One class for everything

Similar to one function for everything. If you can categorize the actions within the class, then you can make classes out of those categories. It is really quite a burden to maintain 6000 line classes. For example, if you have a 10-step process, than maybe create a class, give it the name of the process and create 10 functions to express the steps.

Inconsistent formatting style

Reading through code is a strain mentally, not only do you have to parse what each line is doing, you need to parse the structure. If it’s inconsistent it makes it harder to parse. What style doesn’t matter, just make it the same everywhere. Tools can be a big help here. An example is clangformat, it can format your code or just a selection of it to make it conform to an agreed style by the team.

Comments everywhere

// Increment value by one 
i++;

My issue with comments is that now you have 2 meanings for everything.

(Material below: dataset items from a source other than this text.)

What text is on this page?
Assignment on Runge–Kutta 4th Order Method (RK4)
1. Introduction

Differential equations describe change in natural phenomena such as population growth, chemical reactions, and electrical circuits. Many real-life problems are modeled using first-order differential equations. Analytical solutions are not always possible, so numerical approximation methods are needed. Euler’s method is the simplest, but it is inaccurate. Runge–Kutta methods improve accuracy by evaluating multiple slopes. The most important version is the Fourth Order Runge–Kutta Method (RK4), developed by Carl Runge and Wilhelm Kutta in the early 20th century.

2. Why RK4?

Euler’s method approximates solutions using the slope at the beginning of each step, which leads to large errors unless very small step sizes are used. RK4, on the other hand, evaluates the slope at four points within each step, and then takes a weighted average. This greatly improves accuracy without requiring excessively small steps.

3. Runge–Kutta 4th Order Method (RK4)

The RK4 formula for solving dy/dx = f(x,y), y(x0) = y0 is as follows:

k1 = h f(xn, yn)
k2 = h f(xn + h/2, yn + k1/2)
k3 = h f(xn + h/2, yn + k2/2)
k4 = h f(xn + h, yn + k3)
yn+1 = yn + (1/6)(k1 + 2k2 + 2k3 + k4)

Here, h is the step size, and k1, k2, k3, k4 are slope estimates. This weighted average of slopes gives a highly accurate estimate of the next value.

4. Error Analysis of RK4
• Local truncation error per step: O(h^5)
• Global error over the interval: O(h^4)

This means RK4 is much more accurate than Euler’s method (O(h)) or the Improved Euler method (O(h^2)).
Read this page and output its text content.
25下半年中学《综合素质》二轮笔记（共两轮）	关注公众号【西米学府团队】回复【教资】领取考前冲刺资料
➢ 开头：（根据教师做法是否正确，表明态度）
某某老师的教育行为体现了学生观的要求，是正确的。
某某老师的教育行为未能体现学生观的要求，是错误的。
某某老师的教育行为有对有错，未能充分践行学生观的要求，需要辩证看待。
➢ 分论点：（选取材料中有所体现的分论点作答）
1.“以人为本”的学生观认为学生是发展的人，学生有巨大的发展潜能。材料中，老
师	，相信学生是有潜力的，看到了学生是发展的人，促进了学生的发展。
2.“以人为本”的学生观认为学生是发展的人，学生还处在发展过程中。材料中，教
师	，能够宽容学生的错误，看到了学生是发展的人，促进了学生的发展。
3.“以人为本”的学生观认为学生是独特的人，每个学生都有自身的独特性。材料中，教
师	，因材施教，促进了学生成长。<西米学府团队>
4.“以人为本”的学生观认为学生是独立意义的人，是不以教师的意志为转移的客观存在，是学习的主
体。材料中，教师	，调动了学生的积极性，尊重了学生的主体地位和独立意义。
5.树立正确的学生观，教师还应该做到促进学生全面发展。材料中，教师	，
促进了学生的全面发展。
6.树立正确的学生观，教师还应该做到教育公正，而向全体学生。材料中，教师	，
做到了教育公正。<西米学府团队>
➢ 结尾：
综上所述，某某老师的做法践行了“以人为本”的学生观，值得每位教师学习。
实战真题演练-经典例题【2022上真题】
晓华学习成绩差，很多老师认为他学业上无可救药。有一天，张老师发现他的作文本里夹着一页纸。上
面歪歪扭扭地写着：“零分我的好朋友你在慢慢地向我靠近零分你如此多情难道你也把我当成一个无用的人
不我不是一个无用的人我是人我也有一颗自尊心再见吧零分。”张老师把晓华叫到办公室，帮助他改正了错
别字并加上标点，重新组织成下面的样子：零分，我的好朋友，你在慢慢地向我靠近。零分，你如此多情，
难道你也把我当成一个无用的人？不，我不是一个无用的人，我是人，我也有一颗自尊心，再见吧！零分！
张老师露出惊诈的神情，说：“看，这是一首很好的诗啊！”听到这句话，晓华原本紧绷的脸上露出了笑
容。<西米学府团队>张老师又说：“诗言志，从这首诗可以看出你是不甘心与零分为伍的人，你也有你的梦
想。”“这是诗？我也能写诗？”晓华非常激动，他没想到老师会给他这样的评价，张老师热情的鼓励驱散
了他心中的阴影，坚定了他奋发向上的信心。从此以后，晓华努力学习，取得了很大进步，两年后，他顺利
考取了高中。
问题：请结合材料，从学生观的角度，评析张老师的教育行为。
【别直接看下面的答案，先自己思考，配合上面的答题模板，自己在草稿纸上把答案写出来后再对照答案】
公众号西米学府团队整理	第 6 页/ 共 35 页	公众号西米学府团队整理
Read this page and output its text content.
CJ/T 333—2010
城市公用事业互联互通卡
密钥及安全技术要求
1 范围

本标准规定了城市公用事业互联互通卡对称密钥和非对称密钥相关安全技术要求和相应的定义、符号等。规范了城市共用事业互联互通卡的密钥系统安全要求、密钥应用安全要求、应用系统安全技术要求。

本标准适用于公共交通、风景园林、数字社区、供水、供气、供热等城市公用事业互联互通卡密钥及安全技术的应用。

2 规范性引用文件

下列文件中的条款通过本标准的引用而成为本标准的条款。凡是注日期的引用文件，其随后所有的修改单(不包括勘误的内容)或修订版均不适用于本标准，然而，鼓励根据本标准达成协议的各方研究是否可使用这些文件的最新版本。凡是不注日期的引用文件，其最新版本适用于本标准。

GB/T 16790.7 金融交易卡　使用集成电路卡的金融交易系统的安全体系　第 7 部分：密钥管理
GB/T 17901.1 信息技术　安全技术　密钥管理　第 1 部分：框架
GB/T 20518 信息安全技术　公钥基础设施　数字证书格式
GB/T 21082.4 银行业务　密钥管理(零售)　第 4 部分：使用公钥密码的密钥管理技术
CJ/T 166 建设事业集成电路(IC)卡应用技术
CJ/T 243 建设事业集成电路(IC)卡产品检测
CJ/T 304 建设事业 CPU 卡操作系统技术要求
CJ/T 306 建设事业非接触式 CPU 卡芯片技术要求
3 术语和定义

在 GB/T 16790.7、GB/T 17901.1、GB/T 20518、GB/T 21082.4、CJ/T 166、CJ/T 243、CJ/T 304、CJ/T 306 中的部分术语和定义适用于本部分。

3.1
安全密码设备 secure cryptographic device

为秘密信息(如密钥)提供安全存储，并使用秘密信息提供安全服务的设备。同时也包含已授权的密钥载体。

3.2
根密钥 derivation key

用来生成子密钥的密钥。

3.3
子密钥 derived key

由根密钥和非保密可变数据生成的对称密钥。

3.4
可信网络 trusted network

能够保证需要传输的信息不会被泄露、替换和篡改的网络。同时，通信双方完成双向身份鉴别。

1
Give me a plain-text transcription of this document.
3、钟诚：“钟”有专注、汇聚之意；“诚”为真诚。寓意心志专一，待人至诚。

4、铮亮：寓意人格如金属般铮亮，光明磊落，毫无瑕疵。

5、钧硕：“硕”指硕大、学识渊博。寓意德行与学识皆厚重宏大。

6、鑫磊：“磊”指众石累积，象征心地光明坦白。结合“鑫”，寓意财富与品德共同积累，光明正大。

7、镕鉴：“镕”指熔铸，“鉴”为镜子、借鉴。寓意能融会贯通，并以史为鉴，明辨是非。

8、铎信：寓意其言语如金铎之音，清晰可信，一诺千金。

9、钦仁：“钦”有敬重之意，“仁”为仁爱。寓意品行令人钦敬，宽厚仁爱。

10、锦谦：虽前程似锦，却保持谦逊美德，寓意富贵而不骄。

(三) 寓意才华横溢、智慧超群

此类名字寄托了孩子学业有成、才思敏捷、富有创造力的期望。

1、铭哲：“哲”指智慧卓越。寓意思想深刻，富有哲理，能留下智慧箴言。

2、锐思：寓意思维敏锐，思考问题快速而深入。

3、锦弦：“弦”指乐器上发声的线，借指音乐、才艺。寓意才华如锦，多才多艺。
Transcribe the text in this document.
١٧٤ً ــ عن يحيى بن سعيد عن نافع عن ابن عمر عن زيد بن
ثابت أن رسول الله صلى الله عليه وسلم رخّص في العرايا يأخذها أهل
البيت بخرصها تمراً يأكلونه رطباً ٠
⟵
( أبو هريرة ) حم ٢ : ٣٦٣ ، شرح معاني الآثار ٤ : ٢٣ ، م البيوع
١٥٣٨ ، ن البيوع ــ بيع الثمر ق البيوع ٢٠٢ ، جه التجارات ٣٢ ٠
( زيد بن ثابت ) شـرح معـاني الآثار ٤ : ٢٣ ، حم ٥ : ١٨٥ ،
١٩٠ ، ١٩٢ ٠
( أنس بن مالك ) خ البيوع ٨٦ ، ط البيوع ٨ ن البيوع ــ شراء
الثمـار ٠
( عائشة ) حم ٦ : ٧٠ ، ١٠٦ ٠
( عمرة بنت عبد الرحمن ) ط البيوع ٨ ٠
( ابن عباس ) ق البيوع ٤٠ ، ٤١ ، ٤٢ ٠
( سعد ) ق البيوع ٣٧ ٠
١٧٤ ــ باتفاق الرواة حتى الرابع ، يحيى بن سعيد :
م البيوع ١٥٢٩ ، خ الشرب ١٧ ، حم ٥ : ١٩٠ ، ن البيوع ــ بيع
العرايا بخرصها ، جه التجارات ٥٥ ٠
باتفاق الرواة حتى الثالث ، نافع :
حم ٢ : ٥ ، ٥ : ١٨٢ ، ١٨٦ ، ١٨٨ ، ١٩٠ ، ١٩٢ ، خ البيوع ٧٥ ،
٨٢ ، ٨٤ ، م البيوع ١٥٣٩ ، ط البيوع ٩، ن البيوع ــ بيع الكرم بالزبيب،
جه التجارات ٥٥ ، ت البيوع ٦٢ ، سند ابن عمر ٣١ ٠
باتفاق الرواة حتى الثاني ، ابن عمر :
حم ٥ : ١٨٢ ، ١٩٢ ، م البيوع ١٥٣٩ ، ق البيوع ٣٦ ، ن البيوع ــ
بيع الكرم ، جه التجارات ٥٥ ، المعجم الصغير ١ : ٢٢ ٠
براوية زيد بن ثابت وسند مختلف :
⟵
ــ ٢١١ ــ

The line has a meaning and the comment. And they must match, or else there is trouble. Add a comment when something needs explaining, when reading the code by itself would not make sense. But you can almost always just make a function that describes that action, no comments needed then. The compiler does not read comments (obviously) so if the comment describe some precondition the must hold, just check the precondition or use static_assert is possible.

Performing complex actions in if statements

if (myFoo->Action(aBar + aBaz->GetStuff(18)))

The only time you should be placing direct actions in if statements is if you want to block the execution with an && (so-called short circuit evaluation). Otherwise put that into a variable and then ask the question.

Stringly typed

if (a == "foo") {...} else if(a == "bar") {...}

Unless you are doing actual string data parsing, you should be using classes, enums or at least numbers for determining what is what. Strings are slower to evaluate and offer no type-safety.